Immunität von Lorenz Gösta Beutin (Die LINKE) wegen Klimaprotesten aufgehoben

Der deutsche Bundestag hat am 24. März die Immunität des linken Politikers Lorenz Gösta Beutin aufgehoben. Als Grund wird die „Durchführung eines Strafverfahrens gegen den Abgeordneten“ angegeben.

Lorenz Gösta Beutin (Die LINKE)
Alexander Klebe

Der Bundestagsabgeordnete Lorenz Gösta Beutin ist vorerst ohne Immunität. Das berichtet der LINKE-Politiker auf Facebook. Seine Teilnahme an einer Klimademonstration in seiner Funktion als Parlamentarischer Beobachter spielte eine Rolle bei der Aufhebung seiner Immunität.

Am 02. Februar 2020 war Gösta Beutin als Parlamentarischer Beobachter bei Demonstrationen gegen die Inbetriebnahme des Kohlekraftwerks „Datteln 4“ in Nordrhein-Westfalen vor Ort. Teile des Geländes wurden von Aktivist:innen von „Ende Gelände“ besetzt – friedlich, wie der LINKE-Politiker betont.

Immunität wegen Klimaproteste verloren

Unter anderem besetzten die Aktivist:innen zwei Kräne, mit denen Kohle auf die Förderbänder geladen werden. Die Protestaktion richtete sich gegen das Kohlegesetz der Bundesregierung, sowie die Menschenrechtsverletzungen in den Kohle-Abbaugebieten in Kolumbien und Russland.

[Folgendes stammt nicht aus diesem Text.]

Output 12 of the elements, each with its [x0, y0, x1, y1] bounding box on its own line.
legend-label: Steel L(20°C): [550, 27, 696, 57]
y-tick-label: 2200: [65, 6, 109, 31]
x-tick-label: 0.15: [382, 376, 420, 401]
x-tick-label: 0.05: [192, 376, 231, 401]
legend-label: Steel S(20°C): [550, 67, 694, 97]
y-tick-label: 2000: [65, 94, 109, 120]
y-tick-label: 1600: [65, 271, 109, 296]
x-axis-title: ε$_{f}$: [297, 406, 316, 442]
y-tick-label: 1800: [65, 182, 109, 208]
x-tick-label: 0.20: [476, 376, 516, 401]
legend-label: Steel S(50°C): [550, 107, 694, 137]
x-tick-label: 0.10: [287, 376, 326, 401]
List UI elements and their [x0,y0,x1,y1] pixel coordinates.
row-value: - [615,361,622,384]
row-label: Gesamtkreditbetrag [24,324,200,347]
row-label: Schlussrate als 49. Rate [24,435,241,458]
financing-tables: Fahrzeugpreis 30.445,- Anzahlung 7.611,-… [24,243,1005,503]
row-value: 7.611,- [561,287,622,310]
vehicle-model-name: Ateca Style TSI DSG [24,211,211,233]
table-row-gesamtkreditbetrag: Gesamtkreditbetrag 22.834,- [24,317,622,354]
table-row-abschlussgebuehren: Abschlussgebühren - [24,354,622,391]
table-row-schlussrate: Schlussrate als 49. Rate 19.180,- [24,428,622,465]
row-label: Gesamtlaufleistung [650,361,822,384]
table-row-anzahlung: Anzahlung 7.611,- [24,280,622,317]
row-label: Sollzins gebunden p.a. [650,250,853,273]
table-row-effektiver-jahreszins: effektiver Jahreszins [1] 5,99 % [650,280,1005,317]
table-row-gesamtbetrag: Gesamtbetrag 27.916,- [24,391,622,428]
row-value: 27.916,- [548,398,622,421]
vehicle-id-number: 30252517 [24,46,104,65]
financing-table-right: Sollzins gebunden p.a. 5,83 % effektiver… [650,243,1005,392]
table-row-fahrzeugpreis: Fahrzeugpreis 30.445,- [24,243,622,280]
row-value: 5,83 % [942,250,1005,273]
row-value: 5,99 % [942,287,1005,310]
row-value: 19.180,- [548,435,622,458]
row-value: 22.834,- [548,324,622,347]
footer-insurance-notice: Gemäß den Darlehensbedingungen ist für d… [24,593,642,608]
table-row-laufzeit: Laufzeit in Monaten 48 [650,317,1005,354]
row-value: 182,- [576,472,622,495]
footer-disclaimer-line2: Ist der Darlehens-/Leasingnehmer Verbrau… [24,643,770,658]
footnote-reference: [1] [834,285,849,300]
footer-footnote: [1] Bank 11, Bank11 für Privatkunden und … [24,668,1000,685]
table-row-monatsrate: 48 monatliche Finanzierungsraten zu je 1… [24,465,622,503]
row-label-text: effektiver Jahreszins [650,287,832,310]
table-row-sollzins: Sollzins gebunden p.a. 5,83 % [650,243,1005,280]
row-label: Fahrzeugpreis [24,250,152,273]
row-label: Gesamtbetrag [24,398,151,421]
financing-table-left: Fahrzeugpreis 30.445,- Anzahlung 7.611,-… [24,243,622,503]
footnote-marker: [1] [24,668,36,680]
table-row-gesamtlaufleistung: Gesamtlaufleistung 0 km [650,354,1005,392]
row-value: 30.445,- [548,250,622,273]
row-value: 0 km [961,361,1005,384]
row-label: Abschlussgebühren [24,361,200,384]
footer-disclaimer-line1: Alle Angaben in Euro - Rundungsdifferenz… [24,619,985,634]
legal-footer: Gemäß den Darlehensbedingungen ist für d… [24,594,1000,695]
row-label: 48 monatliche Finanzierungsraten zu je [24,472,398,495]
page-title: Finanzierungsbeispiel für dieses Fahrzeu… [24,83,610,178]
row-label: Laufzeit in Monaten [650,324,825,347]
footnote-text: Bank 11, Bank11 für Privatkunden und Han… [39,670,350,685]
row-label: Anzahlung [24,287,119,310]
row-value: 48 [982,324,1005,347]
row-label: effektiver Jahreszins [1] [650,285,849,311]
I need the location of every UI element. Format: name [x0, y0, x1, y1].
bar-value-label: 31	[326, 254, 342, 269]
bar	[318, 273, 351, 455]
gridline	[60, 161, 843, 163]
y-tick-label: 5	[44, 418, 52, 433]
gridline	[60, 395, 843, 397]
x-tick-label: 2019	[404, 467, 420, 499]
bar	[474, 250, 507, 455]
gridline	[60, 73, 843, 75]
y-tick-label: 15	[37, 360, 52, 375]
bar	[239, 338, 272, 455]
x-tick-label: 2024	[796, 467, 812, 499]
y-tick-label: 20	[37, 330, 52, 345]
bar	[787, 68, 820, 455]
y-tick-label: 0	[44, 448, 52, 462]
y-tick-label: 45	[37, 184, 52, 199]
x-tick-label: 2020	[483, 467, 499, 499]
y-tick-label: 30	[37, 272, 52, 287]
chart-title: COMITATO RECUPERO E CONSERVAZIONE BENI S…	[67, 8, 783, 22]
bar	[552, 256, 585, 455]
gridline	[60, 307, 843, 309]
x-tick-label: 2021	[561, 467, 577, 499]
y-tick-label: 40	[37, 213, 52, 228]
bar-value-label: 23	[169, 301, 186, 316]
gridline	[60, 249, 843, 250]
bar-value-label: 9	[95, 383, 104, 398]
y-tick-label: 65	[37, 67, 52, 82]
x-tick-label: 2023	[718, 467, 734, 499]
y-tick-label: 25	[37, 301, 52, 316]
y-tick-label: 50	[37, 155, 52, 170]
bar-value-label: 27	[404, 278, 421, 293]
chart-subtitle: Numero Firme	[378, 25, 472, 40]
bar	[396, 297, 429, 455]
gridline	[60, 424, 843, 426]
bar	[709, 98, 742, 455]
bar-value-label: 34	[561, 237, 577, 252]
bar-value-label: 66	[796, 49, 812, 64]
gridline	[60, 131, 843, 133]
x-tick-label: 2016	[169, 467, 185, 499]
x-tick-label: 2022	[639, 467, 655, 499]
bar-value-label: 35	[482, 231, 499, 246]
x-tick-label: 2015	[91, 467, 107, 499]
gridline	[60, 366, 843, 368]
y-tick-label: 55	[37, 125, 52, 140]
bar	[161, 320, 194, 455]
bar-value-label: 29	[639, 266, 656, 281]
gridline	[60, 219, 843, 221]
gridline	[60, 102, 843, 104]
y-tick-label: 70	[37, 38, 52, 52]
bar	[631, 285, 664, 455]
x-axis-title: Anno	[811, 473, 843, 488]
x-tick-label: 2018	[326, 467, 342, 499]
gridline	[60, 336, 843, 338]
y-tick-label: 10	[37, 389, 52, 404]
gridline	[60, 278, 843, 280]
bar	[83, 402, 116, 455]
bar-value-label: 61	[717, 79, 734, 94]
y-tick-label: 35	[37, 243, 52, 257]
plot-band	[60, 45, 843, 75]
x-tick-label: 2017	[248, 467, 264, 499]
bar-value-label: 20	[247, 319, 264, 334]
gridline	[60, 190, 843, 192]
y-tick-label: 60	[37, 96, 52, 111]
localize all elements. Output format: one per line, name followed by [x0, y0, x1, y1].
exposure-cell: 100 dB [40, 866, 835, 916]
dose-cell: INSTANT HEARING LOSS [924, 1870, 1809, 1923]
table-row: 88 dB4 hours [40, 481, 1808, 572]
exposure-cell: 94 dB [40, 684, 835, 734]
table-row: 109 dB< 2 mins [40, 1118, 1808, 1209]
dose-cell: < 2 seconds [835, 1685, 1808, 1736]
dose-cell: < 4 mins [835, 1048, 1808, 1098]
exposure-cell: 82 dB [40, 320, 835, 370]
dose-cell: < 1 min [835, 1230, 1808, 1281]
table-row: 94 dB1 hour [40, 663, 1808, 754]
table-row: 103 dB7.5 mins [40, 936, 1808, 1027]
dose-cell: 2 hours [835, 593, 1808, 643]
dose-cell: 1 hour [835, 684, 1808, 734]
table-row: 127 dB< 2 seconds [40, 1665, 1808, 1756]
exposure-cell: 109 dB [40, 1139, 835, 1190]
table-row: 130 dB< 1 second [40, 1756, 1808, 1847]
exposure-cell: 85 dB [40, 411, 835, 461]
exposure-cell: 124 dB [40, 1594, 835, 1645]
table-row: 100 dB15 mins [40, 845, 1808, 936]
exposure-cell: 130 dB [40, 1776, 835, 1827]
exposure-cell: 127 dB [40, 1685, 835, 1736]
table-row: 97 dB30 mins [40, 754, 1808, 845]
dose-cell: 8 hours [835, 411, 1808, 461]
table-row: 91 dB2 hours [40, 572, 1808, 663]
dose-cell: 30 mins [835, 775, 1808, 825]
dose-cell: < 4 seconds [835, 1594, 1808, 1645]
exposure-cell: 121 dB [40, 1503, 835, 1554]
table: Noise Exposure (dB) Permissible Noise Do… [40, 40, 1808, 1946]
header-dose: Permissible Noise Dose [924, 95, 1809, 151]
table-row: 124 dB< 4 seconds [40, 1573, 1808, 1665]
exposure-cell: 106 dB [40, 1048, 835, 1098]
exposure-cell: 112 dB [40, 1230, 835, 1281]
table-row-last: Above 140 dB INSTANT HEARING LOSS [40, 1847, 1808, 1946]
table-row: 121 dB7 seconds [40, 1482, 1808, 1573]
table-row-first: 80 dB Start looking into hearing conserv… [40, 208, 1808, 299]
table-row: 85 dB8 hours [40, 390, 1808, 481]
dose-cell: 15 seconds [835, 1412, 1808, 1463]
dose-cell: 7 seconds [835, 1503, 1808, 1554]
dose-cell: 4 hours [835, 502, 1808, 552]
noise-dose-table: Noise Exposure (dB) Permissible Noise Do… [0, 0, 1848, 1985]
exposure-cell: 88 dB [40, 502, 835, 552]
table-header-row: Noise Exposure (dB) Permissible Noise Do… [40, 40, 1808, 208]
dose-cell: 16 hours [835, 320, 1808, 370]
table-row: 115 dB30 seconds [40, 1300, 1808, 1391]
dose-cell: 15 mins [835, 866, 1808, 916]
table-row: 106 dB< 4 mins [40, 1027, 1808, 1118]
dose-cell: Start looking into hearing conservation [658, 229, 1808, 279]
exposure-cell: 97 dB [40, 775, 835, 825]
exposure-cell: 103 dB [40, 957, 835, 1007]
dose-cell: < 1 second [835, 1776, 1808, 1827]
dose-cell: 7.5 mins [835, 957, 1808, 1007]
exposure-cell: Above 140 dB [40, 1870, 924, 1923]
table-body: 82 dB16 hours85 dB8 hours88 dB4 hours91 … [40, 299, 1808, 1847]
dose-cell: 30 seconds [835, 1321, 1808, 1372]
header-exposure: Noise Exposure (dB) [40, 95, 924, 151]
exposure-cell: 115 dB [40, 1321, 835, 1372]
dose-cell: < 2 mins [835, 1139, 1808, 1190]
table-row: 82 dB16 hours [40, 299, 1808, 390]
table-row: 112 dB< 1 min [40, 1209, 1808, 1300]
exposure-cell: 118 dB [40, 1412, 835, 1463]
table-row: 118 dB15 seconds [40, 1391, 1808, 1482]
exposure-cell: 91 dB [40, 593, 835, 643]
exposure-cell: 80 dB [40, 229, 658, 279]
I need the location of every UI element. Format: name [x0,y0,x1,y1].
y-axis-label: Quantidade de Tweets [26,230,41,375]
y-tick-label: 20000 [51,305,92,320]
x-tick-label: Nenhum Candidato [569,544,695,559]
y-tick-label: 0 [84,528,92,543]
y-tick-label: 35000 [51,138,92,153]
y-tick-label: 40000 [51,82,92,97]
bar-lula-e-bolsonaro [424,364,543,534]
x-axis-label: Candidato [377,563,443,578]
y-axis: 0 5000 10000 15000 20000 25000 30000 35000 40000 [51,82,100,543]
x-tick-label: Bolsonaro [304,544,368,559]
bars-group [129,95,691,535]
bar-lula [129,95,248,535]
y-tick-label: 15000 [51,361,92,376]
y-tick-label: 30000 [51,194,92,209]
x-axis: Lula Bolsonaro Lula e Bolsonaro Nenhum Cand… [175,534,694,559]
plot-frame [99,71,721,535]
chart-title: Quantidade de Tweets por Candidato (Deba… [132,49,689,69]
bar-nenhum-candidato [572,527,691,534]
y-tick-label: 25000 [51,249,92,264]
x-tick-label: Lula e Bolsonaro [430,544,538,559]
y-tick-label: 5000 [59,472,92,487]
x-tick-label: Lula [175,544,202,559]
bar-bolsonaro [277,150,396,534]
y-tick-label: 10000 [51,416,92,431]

Mit der aktuellen Klimapolitik steure man auf eine 4 bis 6 Grad wärmere Erde zu, hieß es bei der Protestaktion.

In seiner Stellungnahme spricht Gösta Beutin nun von „Unklarheiten“: Ein polizeilicher Ansprechpartner habe ihm versichert, dass er sich als Parlamentarischer Beobachter frei auf dem Gelände bewegen dürfe. Später sei er aufgefordert worden, das Gelände zu verlassen.

Als Parlamentarischer Beobachter ist Gösta Beutin seit mehreren Jahren bei Protestaktionen der Klimabewegung in Deutschland dabei. Seine Aufgabe sieht er darin, „als gewählter Volksvertreter, als Zeuge und Vermittler das Verhalten von Demonstrant*innen als auch das der Sicherheitsbehörden zu dokumentieren“. Bei Konfliktsituationen kann ein Parlamentarischer Beobachter versuchen deeskalierend einzugreifen. 

Anwalt ist eingeschaltet

Der Kraftwerkbetreiber „Uniper“ stellte Anzeige wegen Hausfriedensbruch gegen alle Personen, deren Identität bei der Protestaktion festgestellt wurde. Dies betrifft auch Gösta Beutin. „Für mich ist das Vorgehen von ‘Uniper’ ein klarer Versuch, sowohl die Klimaprotestierenden wie auch parlamentarische Beobacher*innen zu kriminalisieren.“ Der Politiker werde sich anwaltlich vertreten lassen und sei optimistisch gestimmt.

Da nun jedoch ein Strafverfahren gegen ihn läuft, hat der deutsche Bundestag ihm die parlamentarische Immunität entzogen.